Theodore Dubois Terzettino (1904)
Dubois doveva essere un personaggio ben noto e seguito nella vita culturale parigina se su La Semaine Théâtrale del 6 novembre 1904 si legge: «M. Théodore Dubois, direttore del conservatorio, ha appena consegnato ai suoi editori il prodotto musicale delle sue vacanze estive, che consiste quest'anno in un quintetto per oboe e archi, un terzettino per arpa, flauto e violoncello, due piccoli pezzi per violino e pianoforte, e una serie di melodie sulle poesie di Albert Samain, Musiche sull'acqua. E' quello che M. Dubois, così occupato d'altra parte dalle sue alte funzioni direttoriali, chiama 'concedersi uno svago'.»
Il Terzettino fu scritto per Philippe Gaubert (flautista tra i più stimati del periodo e direttore d'orchestra), Van Waefelgham (violista, probabilmente allievo del conservatorio) e Henrietta Renié (arpista autrice di un metodo utilizzato ancora oggi).
Il brano è breve ma molto raffinato, curato soprattutto nell'impasto timbrico dei tre strumenti. Il fraseggio legato che conduce le melodie da uno strumento all'altro sembra riproporre, in un raffinato intreccio strumentale, l'esperienza organistica di Dubois. L'atmosfera è sospesa e sognante, con transizioni armoniche continue e incalzanti, quasi come in una danza eterea tra due innamorati, flauto e violoncello, accompagnati dall'arpa come da un chiaro di luna.


Albert Roussel Sérénade op. 30 (1925)

Anche la Sérénade di Roussel fu composta per il flautista Réné Le Roy, appena due anni prima la Suite di D'Indy. L'organico è quello del Quintette Instrumental (flauto, trio d'archi e arpa), gruppo fondato dallo stesso le Roy nel 1925 in occasione di un Festival Albert Roussel. Per quanto abbastanza contenuto l'organico strumentale delinea una gamma luminosa e molto varia di colori, creando l'effetto di un'orchestra in miniatura. Il flauto, veloce ed espressivo, conserva il carattere di solista; il violoncello è una sorta di cantante dal registro tenorile; l'arpa si muta spesso in chitarra iperbolica o in mandolino acido, strumenti a corde pizzicate, perfetti per una serenata.

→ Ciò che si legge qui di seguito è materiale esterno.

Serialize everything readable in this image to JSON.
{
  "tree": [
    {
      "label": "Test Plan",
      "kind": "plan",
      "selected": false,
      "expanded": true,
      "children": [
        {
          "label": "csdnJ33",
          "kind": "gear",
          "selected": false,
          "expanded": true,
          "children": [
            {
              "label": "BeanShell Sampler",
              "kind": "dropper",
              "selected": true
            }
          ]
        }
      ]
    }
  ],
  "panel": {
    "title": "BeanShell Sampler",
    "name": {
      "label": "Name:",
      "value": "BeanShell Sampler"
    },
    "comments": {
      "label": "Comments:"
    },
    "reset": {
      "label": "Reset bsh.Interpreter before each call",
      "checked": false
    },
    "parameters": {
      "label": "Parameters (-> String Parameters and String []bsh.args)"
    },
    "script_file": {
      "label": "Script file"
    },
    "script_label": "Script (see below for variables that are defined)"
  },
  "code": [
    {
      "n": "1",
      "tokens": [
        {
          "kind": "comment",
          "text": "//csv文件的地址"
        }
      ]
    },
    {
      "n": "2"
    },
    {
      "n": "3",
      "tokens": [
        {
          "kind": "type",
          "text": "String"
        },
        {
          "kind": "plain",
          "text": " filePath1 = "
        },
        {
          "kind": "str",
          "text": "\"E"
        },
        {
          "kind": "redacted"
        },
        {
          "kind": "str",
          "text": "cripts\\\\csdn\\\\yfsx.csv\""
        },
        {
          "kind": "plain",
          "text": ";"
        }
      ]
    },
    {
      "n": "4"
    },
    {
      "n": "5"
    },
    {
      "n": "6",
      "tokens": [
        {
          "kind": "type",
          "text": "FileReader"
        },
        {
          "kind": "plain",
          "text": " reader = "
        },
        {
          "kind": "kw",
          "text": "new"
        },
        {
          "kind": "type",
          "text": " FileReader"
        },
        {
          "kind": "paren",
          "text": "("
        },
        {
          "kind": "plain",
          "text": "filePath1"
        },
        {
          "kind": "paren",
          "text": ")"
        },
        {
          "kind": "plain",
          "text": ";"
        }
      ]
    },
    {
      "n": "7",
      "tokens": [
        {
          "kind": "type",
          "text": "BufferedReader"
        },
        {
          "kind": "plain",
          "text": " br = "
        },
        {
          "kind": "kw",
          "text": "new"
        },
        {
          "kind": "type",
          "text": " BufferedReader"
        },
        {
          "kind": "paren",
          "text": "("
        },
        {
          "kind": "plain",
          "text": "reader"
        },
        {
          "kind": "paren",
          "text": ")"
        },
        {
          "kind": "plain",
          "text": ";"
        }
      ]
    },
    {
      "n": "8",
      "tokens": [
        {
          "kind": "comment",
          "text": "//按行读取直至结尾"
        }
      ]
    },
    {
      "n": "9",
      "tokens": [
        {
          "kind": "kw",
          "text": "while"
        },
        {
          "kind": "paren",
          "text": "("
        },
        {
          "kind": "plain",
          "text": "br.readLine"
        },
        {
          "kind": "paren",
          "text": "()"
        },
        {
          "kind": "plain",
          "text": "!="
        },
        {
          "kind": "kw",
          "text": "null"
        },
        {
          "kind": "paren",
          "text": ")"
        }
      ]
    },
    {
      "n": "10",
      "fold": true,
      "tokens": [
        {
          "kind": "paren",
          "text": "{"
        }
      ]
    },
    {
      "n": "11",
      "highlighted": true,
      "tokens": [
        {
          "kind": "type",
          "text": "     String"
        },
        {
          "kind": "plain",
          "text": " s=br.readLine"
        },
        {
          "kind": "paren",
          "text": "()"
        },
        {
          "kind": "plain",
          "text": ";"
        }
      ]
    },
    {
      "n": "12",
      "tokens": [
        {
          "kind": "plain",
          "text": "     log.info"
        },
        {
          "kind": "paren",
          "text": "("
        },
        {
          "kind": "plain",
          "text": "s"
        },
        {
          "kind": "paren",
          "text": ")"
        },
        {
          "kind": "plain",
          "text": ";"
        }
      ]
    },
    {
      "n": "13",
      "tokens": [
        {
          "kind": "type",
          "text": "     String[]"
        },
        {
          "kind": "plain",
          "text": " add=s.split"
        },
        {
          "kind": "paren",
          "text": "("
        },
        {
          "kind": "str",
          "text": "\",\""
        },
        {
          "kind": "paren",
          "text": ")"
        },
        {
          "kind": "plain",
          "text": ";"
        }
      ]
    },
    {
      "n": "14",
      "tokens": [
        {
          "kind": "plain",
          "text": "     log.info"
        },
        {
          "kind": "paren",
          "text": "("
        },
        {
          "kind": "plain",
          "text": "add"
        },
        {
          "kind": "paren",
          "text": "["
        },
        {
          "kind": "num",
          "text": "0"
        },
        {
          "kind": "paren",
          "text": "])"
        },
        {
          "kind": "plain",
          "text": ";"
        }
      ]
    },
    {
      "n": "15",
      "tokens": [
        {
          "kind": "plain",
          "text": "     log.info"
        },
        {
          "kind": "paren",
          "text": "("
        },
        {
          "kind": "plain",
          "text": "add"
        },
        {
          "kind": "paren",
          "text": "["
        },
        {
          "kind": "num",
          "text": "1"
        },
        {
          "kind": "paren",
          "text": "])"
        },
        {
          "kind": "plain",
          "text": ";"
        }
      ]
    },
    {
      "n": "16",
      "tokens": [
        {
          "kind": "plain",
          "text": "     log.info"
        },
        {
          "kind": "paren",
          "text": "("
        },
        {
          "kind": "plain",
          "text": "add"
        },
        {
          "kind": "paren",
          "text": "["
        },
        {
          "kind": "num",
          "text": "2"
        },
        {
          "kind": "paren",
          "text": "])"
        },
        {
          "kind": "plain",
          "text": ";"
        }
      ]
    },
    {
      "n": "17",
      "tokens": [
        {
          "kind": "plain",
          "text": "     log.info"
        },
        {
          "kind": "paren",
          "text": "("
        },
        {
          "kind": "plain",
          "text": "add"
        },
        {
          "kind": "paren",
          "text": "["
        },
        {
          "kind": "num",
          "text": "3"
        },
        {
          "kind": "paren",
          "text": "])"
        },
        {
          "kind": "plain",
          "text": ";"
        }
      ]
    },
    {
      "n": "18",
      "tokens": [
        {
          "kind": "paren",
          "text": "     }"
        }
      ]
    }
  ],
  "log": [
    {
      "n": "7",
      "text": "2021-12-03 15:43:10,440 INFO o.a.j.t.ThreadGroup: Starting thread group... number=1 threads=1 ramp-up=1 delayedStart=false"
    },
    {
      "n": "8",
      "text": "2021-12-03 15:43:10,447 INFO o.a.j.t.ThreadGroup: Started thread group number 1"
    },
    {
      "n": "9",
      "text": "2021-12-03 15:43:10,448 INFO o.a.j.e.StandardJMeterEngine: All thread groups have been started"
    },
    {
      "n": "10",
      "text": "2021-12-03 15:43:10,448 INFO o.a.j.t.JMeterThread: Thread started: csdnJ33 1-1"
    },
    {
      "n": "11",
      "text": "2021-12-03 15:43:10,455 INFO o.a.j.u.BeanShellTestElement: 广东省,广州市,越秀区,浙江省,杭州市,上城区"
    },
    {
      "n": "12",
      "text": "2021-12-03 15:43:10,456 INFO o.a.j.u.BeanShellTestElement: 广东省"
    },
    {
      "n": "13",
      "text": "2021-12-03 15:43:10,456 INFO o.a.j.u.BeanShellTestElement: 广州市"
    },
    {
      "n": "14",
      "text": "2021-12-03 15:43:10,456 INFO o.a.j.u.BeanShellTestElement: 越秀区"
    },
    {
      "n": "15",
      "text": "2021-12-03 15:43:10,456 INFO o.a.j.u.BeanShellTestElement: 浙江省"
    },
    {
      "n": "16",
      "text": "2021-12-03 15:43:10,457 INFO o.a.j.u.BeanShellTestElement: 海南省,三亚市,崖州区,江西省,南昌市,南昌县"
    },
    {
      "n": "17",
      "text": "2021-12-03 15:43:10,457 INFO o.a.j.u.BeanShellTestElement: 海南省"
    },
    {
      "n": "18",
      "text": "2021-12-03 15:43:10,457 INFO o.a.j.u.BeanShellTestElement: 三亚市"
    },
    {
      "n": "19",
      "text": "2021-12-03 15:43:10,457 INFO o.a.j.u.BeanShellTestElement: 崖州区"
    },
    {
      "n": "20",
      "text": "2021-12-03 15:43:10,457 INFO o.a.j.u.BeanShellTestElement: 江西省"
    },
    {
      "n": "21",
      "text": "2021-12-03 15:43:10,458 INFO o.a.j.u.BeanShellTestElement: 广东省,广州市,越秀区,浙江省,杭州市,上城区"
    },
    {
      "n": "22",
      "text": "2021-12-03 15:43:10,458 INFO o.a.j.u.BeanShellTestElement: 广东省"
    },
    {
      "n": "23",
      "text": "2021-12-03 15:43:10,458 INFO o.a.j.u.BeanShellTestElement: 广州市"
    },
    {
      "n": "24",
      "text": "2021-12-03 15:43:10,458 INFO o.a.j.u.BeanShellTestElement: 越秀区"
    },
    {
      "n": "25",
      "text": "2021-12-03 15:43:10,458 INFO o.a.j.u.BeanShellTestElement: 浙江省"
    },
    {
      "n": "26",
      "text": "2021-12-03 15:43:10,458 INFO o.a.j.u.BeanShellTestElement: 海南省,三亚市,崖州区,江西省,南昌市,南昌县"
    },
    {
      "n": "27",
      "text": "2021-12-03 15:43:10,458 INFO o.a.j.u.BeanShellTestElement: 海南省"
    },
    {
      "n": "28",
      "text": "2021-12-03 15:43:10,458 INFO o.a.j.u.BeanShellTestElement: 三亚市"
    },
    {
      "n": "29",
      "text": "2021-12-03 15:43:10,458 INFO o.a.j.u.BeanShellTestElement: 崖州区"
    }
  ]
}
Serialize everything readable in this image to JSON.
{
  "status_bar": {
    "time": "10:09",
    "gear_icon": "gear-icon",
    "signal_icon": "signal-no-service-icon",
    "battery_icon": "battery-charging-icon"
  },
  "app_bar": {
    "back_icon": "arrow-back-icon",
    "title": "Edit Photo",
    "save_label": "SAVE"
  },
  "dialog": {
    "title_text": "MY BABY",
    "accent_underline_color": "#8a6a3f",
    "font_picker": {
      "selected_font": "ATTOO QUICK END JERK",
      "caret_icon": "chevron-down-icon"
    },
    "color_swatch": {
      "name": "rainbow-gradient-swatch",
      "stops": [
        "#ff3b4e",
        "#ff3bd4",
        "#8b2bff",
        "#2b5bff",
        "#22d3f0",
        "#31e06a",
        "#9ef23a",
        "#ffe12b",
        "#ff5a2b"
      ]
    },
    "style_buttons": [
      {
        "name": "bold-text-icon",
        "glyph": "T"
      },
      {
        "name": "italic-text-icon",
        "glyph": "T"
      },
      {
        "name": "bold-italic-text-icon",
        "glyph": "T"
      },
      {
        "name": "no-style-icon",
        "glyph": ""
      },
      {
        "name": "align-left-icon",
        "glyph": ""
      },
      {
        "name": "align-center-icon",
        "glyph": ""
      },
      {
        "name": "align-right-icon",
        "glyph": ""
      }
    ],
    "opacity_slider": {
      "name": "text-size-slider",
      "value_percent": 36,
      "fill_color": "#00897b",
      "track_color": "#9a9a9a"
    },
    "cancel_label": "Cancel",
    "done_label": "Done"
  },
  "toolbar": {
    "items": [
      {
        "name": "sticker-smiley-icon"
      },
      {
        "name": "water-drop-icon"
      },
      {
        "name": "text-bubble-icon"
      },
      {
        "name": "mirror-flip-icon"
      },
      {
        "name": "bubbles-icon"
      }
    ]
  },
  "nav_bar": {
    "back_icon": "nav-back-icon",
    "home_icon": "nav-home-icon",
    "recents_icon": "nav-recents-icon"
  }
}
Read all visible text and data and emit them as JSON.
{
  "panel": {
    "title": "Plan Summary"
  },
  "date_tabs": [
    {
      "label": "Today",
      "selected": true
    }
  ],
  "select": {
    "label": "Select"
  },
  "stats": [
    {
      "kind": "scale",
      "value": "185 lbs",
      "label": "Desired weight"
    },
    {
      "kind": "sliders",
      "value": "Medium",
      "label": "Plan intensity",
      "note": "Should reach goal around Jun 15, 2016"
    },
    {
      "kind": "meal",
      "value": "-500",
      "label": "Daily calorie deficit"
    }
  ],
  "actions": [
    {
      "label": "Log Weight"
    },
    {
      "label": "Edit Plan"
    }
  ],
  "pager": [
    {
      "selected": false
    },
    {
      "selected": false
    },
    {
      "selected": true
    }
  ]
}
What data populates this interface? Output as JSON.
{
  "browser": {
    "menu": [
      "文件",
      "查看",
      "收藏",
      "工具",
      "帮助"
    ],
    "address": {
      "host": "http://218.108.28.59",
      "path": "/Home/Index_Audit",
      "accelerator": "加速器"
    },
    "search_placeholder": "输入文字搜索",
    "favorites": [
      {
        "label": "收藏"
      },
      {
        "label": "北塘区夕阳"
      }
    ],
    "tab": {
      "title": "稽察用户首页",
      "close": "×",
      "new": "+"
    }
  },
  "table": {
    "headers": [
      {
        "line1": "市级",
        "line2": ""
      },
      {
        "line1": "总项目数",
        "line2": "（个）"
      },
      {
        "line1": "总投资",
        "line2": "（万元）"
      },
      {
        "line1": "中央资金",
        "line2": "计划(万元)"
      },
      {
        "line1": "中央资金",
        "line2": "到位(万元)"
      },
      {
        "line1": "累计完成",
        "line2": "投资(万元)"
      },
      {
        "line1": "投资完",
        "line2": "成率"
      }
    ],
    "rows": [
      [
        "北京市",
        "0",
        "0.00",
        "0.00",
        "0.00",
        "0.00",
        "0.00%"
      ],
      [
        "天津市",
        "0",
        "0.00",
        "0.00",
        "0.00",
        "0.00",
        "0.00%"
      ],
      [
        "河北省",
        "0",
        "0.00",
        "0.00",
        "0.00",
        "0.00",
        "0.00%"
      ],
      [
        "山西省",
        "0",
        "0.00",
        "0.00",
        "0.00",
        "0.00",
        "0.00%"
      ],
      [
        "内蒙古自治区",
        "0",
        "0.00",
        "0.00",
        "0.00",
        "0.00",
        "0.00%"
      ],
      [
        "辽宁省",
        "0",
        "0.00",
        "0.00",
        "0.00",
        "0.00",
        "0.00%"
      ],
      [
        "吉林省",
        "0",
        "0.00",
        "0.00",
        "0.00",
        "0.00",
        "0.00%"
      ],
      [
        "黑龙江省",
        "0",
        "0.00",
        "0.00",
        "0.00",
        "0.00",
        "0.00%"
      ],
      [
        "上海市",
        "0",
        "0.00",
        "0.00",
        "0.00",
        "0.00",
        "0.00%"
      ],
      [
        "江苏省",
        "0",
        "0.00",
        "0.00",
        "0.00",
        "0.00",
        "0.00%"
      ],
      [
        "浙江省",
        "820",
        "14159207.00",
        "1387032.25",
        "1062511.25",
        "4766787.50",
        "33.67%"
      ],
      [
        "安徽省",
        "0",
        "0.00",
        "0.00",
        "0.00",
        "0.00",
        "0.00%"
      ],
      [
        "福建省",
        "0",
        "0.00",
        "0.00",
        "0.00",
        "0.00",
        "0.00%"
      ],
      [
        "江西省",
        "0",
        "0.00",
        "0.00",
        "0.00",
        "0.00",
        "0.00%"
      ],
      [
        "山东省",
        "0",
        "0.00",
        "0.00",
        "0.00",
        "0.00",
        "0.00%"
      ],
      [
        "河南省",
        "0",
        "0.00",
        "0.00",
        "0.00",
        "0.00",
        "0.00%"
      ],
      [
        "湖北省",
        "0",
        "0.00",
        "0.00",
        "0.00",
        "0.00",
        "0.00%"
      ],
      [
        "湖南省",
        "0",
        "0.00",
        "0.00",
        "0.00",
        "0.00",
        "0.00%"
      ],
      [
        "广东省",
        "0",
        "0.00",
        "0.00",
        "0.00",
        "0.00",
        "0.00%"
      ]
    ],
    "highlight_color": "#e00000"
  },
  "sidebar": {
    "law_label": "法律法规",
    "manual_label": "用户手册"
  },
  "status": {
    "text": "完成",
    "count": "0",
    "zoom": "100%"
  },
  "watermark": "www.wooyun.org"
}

A differenza della struttura classica, che consta tradizionalmente di almeno cinque movimenti, quest'opera ne propone solo tre. Il movimento di apertura è una costruzione ingegnosa vagamente modellata sulla forma-sonata tradizionale: la prima metà del movimento comprende tre temi e i loro brevi sviluppi: uno lirico, esposto dal flauto; una melodia sbarazzina di note veloci, anch'essa affidata al flauto; una marcetta, scattante e staccata, suonata dalla viola. La sequenza tematica viene riproposta più volte con microvariazioni sempre più veloce; la sua struttura si contrae fino a confluire in un eccitato Presto e infine in una coda basata sul tema della viola.
L'Andante è all'opposto una melodia complessa e tortuosa, languida, sensuale e un po' misteriosa. É un canto d'amore tra le estremità di registro dell'ensemble: il flauto e il violoncello. Senza ripetizioni né ridondanze la melodia si dispiega fino al suo punto culminante, per distendersi poi in una graziosa discesa. Il finale è una danza vibrante, dalla ritmica tesa. Roussel riesce ad evocare una chitarra fremente, variando in maniera incredibile la strumentazione, eppure conservando grande coerenza interna. In particolare, il tema struggente ed espansivo della viola al centro del movimento fornisce contrasto formale ed equilibrio espressivo.